San Antonio—An imaging researcher who hopes to improve a method of treating depression and post-traumatic stress disorder has raised a round of funding to support a clinical study for his San Antonio company’s medical device.
The business, Cerebral Magnetics, told federal securities regulators on April 9 it was seeking $1 million in an equity round of financing, though the company hadn’t sold anything in the offering yet. Peter Fox, the company’s founder, says the round will help pay for an ongoing 100-patient study of Cerebral Magnetics’ technology in military veterans with PTSD. Fox said the company closed the offering, but as a private business, Cerebral Magnetics is not required to disclose how much it raised.
Cerebral’s clinical trial is expected to conclude in July, after which Fox says he hopes to approach the FDA for guidance on what else Cerebral Magnetics must do in order to bring its medical device to the market as a treatment for PTSD. The company may seek additional funding if the FDA requires another, larger clinical trial, Fox said in an interview this week.
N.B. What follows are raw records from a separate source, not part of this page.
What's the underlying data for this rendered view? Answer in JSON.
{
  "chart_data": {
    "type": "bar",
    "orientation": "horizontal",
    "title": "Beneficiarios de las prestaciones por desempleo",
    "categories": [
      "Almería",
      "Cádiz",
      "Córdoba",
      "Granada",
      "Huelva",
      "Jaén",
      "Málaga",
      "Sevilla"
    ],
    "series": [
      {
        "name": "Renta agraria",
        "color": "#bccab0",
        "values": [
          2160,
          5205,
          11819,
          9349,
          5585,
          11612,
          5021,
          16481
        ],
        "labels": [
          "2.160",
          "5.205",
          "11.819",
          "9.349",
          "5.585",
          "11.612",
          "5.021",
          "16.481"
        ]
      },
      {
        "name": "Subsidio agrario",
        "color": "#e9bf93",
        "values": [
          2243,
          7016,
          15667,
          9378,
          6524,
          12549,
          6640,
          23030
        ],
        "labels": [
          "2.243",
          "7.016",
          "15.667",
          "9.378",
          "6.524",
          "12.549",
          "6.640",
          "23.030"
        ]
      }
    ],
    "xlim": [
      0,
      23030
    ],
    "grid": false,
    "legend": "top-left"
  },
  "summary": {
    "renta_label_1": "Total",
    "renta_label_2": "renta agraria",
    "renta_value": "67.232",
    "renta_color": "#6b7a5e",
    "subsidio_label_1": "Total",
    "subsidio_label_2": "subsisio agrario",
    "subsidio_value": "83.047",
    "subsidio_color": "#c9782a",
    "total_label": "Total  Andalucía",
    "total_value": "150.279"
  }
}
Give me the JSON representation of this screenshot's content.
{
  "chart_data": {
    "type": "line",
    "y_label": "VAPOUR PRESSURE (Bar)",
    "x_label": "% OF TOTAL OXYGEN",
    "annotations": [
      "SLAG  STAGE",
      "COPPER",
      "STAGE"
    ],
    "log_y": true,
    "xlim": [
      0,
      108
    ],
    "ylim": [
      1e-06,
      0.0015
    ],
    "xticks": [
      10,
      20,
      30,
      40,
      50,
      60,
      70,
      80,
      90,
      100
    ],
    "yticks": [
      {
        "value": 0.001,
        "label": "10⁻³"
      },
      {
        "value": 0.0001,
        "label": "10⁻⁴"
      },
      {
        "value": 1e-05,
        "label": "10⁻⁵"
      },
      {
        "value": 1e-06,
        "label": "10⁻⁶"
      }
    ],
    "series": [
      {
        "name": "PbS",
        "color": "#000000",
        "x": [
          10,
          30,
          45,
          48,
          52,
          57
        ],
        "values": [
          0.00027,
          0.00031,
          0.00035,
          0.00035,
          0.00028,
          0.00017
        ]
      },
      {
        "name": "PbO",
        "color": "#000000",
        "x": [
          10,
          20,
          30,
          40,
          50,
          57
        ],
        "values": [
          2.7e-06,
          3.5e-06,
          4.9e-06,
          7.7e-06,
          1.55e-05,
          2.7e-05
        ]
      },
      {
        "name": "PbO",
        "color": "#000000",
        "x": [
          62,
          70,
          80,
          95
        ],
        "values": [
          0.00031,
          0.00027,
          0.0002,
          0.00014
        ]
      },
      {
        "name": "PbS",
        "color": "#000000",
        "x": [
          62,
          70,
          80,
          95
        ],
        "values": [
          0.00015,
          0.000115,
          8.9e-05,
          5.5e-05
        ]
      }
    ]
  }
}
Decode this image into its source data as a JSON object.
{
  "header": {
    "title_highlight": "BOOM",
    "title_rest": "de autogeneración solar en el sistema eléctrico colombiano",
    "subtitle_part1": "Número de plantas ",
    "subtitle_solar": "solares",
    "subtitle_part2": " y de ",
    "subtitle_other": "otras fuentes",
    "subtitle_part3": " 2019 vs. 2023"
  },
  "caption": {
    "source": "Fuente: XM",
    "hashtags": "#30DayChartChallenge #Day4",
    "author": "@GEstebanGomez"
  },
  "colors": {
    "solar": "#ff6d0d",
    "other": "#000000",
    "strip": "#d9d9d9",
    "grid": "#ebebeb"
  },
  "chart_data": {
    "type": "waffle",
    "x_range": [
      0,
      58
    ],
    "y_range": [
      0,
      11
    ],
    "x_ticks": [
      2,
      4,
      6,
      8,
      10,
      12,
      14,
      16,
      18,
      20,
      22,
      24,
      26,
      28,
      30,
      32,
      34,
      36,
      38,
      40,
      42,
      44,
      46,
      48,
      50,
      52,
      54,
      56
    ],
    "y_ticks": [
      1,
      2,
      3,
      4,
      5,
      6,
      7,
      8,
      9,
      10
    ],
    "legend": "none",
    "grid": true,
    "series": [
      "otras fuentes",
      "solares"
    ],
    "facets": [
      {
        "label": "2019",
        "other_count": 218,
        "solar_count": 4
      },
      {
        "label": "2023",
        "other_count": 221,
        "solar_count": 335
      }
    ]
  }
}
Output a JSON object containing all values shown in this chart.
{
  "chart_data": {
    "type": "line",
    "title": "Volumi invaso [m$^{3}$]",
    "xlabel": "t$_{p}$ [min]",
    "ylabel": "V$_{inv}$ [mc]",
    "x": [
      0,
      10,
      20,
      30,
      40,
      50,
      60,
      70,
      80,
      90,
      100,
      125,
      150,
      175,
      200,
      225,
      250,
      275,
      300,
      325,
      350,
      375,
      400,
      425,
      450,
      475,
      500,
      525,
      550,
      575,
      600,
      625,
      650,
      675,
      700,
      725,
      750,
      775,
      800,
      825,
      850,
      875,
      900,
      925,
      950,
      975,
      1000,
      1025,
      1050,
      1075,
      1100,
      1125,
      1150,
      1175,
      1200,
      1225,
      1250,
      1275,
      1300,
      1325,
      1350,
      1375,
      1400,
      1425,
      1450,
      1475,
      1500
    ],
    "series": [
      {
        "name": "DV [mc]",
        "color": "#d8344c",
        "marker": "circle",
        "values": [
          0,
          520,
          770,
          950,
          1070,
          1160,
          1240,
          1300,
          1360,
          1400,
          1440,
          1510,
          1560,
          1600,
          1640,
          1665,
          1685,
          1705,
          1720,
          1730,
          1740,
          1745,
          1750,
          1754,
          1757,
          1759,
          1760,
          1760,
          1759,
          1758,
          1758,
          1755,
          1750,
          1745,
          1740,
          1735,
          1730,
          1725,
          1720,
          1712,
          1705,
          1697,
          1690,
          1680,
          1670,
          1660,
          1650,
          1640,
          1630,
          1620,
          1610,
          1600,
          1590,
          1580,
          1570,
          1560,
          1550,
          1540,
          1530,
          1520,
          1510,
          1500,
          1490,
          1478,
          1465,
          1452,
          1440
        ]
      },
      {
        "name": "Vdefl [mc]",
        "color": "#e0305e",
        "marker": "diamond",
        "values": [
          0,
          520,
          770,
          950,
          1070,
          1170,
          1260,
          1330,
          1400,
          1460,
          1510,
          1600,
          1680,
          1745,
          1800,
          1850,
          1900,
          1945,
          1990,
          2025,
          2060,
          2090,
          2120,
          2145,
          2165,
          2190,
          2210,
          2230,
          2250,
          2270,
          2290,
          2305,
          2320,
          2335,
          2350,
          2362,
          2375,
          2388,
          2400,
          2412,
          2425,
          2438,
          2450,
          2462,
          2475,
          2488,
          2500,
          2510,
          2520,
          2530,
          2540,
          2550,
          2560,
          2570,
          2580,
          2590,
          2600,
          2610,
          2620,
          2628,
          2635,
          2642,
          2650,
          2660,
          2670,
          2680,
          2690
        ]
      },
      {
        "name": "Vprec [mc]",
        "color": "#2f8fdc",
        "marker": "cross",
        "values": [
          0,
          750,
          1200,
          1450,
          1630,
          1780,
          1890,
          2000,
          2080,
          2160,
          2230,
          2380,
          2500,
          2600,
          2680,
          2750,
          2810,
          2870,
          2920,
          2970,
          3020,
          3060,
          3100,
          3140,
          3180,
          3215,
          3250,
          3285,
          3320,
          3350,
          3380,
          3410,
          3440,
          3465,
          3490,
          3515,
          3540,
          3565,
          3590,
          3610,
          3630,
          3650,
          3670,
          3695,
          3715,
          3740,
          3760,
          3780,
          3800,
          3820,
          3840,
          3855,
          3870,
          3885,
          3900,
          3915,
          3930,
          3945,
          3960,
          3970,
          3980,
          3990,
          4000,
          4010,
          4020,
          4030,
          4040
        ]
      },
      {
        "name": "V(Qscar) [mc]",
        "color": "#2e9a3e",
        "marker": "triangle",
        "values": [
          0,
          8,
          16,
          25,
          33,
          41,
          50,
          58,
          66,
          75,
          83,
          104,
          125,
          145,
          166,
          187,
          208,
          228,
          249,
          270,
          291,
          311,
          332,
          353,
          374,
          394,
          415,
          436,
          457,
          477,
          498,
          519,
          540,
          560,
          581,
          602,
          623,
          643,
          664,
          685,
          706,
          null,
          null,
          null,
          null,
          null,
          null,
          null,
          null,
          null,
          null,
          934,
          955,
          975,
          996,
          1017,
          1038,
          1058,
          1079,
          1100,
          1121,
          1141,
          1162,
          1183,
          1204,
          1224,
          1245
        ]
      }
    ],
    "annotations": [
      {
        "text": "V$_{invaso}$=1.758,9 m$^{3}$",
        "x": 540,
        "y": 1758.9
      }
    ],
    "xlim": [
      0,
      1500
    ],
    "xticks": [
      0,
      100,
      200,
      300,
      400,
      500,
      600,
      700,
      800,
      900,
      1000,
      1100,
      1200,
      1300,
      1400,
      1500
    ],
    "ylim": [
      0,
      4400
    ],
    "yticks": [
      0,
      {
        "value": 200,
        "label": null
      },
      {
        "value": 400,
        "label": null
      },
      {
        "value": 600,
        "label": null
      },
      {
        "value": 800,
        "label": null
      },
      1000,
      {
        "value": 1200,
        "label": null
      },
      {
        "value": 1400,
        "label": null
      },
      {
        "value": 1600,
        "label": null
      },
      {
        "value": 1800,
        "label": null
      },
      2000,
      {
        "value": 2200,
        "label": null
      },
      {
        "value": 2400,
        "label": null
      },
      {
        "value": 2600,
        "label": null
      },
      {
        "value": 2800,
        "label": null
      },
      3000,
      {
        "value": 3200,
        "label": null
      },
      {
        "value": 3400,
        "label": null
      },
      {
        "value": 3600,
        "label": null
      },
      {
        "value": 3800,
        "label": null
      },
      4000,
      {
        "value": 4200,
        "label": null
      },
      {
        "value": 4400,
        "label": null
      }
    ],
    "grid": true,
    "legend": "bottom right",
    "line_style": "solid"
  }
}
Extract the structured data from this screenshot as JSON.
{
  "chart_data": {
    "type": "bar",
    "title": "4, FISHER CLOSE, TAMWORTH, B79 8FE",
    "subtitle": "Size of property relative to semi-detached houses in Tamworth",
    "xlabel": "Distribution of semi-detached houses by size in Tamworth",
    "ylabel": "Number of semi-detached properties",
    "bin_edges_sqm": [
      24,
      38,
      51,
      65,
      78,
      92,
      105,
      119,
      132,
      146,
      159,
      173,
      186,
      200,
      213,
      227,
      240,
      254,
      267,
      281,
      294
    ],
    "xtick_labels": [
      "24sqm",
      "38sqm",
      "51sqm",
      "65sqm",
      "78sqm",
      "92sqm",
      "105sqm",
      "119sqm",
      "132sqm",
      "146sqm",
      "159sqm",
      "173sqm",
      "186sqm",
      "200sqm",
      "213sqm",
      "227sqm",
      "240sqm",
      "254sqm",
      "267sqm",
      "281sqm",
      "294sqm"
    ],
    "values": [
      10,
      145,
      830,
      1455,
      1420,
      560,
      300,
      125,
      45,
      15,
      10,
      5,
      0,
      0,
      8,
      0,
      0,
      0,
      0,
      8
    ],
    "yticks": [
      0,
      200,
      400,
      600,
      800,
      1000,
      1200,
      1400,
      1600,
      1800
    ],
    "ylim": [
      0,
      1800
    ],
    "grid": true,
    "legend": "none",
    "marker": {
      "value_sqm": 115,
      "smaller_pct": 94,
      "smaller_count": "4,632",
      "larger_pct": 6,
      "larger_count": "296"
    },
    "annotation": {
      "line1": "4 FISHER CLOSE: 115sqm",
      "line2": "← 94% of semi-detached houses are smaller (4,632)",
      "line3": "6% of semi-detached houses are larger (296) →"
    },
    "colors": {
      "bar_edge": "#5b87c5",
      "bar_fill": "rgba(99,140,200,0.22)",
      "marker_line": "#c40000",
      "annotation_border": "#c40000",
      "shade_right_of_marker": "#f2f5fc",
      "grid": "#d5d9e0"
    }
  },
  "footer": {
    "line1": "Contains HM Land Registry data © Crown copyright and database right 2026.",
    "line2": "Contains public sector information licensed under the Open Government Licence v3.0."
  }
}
To treat patients, Cerebral Magnetics uses a B-shaped coil in conjunction with imaging equipment to transmit a magnetic field to a portion of a patient’s brain, which induces electrical currents in the brain, and subsequently in the neurons. That stimulation of the neurons, Fox says, can improve the symptoms of PTSD or depression. This method, called transcranial magnetic stimulation, is a noninvasive way of inducing cortical stimulation, Fox says—a decades-old method of invasive surgery to map how the brain reacts to stimulus.
Cerebral Magnetics is not the first to try to use magnetic stimulation to treat neurological conditions. In 2008, Malvern, PA-based Neuronetics became the first company to receive FDA approval to use transcranial magnetic stimulation to treat adults with major depressive disorder, whose condition wasn’t improved by an antidepressant. One study of the company’s device showed that patients who received treatment had about a 15 percent response rate (a remission of their depression). Fox says 15 percent to 20 percent is normal for existing depression treatments, and that there isn’t a well-defined response rate for PTSD. No similar devices have yet been approved for PTSD, Fox says.
“While we have not yet completed a trial in either disorder, our goal is to at least double the response rate by individualized targeting,” he wrote in an e-mail.
If Cerebral Magnetics is able to deliver better results, that may come in part because the company maps each patient’s brain, and can subsequently precisely target networks of neurons involved in emotion regulation that’s specific to an individual patient, Fox says. The company sends repeated stimulations to the brain—five to 20 per second—for a period of about 20 minutes each day over the course of a few months.
“One of the things it does is it makes the treatment very personalized,” Fox says. “This type of repetitive firing has been shown to modify the firing patterns of the underlying circuits.”
More specifically, the company also uses a robotic arm to precisely direct the magnetic field from the B-shaped coil, which causes the stimulation. The robot can more exactly target where the magnetic field is directed than the traditional method, in which a medical technician picks where to target by hand, Fox says.
Seeking out the correct spot to place the coil by hand proved to be frustratingly ineffective, Fox says. The robot, conversely, learns where to place the coil on a patient’s head thanks to Cerebral Magnetics’ software, which transmits the brain maps of each patient and the best area to target the machine via an HIPPA-compliant server, he says. That should improve the efficacy, he says.
“People have written reviews saying, ‘This is not as effective as we hope. It’s got to be because we’re shooting in the dark,’” Fox says. “Basically, we’re trying to turn the lights on.”
Since 1991, Fox has worked at the University of Texas Health Science Center at San Antonio, where he founded its Research Imaging Institute. He has been working ways to improve the efficacy of these brain treatments since the late 1990s, he says.
Notably, the transcranial magnetic stimulation could “roughly” be compared with electroconvulsive therapy, the method of sending an electrical signal through a patient’s brain, Fox says. The treatment is effective, though the current induces a seizure, and it has a high rate of side effects, including memory loss, Fox says. Magnetic stimulation, alternatively, does not, he says.